Le duc d'Orléans allait encore objecter, mais son regard se fit soudain lointain, signe qu'il se souvenait de quelque chose.
« Quoi ? lui demanda son frère.
-Quand cet homme m'a raillé à la fête que tu as organisée pour faire valoir le merveilleux travail des couturiers de ta cour…
-Oui, marmonna le roi, qui se souvenait très bien de cette humiliation.
-… il a dit que, s'il me frappait, je m'écroulerais, et que ça ferait de lui un homme mort. Est-ce que c'est la même chose que tu essayes de faire avec Victor-Jean ?
-Oui. Je sais que tu ne te déferas jamais de Villepont parce que tu… es attaché à lui. Donc je fais ce j'ai à faire. »

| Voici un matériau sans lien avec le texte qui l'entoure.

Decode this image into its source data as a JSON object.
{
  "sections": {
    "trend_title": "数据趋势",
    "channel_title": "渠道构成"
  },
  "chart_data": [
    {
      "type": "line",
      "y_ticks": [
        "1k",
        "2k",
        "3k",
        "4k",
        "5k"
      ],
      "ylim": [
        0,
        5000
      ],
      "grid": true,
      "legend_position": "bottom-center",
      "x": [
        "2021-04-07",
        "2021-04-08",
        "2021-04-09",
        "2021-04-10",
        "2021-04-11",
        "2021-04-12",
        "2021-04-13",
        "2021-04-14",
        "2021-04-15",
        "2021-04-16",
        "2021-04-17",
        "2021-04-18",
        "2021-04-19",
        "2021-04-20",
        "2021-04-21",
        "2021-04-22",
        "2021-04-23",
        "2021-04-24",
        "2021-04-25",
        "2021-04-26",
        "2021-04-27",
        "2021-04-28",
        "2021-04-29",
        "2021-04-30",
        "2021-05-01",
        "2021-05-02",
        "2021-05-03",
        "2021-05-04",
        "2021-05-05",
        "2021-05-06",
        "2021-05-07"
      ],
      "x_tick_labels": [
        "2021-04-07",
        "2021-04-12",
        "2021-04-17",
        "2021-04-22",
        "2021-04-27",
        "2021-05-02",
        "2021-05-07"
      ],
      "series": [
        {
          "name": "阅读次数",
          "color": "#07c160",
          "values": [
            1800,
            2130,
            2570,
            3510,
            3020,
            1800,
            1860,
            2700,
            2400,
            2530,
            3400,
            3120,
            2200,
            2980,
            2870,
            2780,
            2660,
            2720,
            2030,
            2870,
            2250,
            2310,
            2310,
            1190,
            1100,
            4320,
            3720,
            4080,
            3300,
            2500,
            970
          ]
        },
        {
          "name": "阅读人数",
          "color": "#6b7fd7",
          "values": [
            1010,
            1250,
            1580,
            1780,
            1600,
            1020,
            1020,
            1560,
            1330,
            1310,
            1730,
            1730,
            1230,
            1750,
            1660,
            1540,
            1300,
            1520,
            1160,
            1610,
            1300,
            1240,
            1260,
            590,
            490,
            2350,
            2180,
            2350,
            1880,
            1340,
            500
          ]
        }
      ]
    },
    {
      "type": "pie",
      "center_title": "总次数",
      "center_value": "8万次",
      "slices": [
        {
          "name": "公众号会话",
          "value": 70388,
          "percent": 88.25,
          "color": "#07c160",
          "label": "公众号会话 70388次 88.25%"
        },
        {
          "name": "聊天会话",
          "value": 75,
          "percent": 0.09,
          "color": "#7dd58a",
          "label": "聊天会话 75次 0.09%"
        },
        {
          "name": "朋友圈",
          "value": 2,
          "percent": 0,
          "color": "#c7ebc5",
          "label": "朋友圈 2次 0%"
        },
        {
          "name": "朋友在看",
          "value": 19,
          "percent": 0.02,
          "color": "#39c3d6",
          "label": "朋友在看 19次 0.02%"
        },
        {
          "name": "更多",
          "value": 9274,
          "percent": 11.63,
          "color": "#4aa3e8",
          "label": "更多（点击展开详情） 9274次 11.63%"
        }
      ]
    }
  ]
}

Louis se rapprocha de son cadet et posa ses mains sur ses épaules, le regardant droit dans les yeux.
« Je sais que je ne peux pas faire ce que les frères aînés ordinaires feraient, admit-il. Alors je veille sur toi comme je peux. »
Philippe soupira, baissa les yeux et se laissa tomber sur son lit. Louis lui enserra les épaules de son bras pour le réconforter.
« Merci, je suppose, murmura le duc d'Orléans. Je ne pensais pas que tu te souciais à ce point de ma vie domestique. À part les moments où je ne serais pas là pour pouv…
-Ça va, j'ai compris ! Tu es toujours en colère contre moi. Je veux juste te protéger, Philippe. Même si ce n'est pas toujours dans mes cordes. »
Son cadet esquissa un petit sourire et appuya sa tête aux boucles brunes contre la sienne. Le visage de son frère s'éclaira et il posa sa joue contre son crâne, pendant que Philippe glissait sa tête dans son cou. Ils se prirent la main. C'était la première fois depuis longtemps.